One of the attendees, who asked not to be named out of concern for her personal safety, told Kurdistan 24 over the phone that she was near the French Consulate, at Istiklal's entrance, when the police launched the assault.
"They attacked us with tear gas for no reason," she said.
It was not immediately clear if any of the marchers, or others in the area, were seriously injured.
Privately-owned Demiroren news agency reported that police special forces snipers were deployed to the rooftops of multiple nearby buildings, with underground metro stations at Taksim and Istiklal ordered closed for hours to prevent access to the women's march.
The pro-Kurdish Peoples' Democratic Party (HDP), which prides itself on a feminist agenda and having the most female lawmakers, condemned the violence by the government forces against the women's march.
"Everywhere in the world, women celebrated March 8 freely. But there was only one place where a police assault took place. Guess where?
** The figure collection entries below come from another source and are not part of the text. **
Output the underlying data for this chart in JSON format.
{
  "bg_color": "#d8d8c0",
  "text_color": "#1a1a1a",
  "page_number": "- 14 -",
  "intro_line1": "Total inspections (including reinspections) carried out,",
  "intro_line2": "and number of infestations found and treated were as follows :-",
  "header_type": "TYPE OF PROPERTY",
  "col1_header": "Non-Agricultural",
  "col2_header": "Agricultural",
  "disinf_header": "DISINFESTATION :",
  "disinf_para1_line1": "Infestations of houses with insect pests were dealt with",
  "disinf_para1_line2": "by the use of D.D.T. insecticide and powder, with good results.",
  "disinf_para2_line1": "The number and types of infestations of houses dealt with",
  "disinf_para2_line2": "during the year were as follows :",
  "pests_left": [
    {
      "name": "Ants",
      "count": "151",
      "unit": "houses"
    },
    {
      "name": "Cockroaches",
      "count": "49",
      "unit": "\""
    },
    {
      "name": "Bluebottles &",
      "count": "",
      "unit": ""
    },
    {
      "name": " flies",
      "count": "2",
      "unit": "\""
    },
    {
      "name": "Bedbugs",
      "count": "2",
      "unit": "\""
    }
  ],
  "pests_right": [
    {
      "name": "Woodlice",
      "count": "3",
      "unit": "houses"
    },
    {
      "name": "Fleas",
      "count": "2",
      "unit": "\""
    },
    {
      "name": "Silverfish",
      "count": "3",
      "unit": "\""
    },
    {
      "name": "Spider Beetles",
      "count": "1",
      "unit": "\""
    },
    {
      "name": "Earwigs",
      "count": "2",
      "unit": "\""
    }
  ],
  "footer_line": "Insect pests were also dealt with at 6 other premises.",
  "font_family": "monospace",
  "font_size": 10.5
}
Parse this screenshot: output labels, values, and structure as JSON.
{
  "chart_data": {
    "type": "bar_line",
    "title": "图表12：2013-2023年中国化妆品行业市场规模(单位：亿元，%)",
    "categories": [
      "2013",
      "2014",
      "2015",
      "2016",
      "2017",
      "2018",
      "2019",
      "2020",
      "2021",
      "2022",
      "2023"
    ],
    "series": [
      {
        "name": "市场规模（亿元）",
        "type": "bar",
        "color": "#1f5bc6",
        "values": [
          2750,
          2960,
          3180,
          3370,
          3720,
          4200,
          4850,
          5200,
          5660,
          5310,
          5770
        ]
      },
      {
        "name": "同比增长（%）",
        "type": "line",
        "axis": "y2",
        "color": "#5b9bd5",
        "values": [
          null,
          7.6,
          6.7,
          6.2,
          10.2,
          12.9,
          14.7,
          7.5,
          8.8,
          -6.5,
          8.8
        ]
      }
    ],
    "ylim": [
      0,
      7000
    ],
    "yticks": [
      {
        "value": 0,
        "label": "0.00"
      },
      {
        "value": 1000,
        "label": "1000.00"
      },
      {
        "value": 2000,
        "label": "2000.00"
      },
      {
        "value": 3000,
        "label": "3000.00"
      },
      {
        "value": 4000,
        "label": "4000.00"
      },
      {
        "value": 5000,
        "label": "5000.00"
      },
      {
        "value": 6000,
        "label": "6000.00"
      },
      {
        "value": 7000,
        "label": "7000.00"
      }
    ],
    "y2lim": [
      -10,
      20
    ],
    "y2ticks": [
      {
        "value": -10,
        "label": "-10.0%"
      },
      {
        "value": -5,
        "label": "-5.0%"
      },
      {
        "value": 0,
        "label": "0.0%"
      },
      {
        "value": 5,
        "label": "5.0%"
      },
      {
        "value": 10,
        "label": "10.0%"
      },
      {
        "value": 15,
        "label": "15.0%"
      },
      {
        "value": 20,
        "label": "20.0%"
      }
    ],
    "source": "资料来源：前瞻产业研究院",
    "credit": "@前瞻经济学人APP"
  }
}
We are baffled by the government's logic that it thinks it can frighten women this way," the HDP said in a statement.
The opposition party noted that, according to World Bank findings, Turkey ranked 85th among UN member states in providing equal opportunities for females, a major setback in recent years for women in a country where many fear that constitutional secularism is facing a coordinated program of government-sponsored erosion.